So my roomate was sunbathing this morning on the porch with a sock covering his penis
Sounds like a really classy character....
He is classy. It was argyle.
fyi, i just bought my first strap-on. the little mermaid theme song was playing in the background.
I recorded his drunk dial calls. My personal favorite was the one that began, "grab the bull by the horns and fuck his cock."
I said i love rain, just to change the subject, and he said 'id like to do it in the rain'. Dear lord. He doesnt stop
btw my roommates send a round of applause to you and that guy you tried to fuck on our wall. Additionally they hope he got it in.
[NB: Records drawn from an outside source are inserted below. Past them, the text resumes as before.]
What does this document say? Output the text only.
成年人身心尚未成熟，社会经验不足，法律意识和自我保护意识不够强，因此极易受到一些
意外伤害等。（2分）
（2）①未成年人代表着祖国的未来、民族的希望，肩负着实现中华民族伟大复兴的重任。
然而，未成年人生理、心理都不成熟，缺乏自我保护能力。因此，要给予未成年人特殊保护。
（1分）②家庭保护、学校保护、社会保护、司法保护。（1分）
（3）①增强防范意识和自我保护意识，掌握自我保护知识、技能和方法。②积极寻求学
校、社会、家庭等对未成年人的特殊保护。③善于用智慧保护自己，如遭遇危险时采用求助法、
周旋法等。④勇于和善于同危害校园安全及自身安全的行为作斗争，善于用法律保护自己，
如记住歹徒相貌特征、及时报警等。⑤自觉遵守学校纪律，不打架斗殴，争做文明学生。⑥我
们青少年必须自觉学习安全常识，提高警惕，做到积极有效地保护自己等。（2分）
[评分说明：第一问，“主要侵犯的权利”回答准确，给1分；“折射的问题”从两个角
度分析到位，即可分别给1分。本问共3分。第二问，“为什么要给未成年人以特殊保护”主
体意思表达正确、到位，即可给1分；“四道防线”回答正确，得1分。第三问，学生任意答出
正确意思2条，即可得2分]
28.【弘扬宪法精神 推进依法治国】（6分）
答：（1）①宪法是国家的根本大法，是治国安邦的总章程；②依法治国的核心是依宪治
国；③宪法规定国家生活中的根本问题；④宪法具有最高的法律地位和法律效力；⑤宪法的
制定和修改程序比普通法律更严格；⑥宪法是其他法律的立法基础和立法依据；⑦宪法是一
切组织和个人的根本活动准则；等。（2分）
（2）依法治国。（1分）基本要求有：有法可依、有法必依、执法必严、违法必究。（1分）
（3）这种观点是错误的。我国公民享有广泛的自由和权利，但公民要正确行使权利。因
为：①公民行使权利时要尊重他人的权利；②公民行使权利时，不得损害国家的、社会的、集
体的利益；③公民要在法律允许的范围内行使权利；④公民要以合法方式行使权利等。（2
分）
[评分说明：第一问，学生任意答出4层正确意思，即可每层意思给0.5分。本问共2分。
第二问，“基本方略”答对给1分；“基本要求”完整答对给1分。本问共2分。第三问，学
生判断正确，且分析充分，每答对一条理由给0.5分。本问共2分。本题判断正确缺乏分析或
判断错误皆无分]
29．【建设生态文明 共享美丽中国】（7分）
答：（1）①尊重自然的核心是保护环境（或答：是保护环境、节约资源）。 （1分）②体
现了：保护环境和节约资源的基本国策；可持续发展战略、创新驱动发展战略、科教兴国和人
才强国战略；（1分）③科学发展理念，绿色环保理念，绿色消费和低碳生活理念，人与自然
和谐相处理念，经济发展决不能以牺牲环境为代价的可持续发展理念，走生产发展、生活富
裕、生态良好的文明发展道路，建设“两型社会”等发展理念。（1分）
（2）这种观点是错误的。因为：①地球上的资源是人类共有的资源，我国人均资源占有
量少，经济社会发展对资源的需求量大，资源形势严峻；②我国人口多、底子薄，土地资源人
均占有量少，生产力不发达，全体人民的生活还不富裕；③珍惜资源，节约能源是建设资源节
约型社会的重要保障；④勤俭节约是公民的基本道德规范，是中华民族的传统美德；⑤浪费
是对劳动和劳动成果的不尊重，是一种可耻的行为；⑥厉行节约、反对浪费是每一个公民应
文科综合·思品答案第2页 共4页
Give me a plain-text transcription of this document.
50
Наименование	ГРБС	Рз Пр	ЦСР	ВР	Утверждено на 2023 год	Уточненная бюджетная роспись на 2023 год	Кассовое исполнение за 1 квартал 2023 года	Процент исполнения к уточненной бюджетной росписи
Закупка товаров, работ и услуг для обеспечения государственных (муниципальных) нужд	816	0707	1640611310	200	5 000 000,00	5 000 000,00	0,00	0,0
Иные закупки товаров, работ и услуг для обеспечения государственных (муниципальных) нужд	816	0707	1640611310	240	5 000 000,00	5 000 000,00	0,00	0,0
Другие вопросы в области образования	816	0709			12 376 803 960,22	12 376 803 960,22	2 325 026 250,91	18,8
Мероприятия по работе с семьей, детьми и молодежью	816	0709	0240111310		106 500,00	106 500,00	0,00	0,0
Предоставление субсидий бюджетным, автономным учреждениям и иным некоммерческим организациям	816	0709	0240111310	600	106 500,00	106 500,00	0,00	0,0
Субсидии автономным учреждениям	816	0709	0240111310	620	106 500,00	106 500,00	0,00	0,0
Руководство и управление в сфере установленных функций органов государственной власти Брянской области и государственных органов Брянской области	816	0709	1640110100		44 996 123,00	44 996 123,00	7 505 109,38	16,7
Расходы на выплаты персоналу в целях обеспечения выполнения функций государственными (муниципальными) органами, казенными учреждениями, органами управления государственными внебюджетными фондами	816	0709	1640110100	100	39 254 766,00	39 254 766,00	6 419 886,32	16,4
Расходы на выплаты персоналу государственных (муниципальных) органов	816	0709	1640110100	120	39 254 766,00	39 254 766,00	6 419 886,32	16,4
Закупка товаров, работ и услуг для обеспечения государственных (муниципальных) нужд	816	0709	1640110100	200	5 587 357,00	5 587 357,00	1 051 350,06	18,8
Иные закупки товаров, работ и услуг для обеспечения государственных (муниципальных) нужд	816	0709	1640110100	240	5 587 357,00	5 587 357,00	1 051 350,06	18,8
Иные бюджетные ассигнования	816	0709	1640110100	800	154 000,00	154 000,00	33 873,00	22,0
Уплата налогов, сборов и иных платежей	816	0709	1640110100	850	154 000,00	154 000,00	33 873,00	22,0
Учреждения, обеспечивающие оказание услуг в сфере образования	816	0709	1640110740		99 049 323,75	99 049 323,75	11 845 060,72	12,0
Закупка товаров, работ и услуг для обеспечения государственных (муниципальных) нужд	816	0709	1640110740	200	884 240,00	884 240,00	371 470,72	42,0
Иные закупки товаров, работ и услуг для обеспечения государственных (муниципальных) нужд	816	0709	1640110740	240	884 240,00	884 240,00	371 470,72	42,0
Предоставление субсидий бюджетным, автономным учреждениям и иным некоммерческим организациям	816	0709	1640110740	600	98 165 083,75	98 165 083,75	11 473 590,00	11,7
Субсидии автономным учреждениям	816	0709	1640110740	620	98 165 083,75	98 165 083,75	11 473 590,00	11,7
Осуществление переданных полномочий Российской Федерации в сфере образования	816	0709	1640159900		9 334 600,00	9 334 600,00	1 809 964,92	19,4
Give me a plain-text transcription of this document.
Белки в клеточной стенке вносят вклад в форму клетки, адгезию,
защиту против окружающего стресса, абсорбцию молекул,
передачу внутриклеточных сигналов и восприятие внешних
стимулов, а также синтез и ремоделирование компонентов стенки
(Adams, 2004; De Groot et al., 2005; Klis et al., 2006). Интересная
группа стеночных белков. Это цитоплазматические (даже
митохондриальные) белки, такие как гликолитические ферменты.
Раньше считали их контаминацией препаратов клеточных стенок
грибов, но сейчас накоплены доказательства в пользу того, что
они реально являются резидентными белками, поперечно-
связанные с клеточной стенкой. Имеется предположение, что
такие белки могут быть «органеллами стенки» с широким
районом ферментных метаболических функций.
WHY AM I BEING COCKBLOCKED BY A KID PLAYING HAVA NAGILA ON THE SAXAPHONE
I woke up on the toilet with my feet gorilla glued to the floor, cake and makeup on my face and my hand glued to my head.
Welcome to the world of vodka. Rule #1: NEVER PASS OUT. Happy 21st
So it took me 20 minutes to figure out that this is the wrong blind date. I'm going to go with it, he's cute and at least it's free beer.
I drew a giraffe.. But she did say that bumped that test up from a 39 to a 40. It's the little things.
Hooker in the library. I repeat, we have a hooker in the library. This is not a drill.
all I've ever wanted was a guy with twelve cats who will tie me up in bed
Yess he was literally so drunk that like at one point I'm pretty sure he thought it was hard and in when neither were true :/ haha
This whole having a new phone thing is like starting all over in life with a clean slate! (My old text convos are gone)
New phone new life!
I downloaded the presidential playlists for offline listening. And Obama made a night one so we have presidential approved fuck jamzzzzz. Thanks Obama!
You have no concept of how high I am, do you?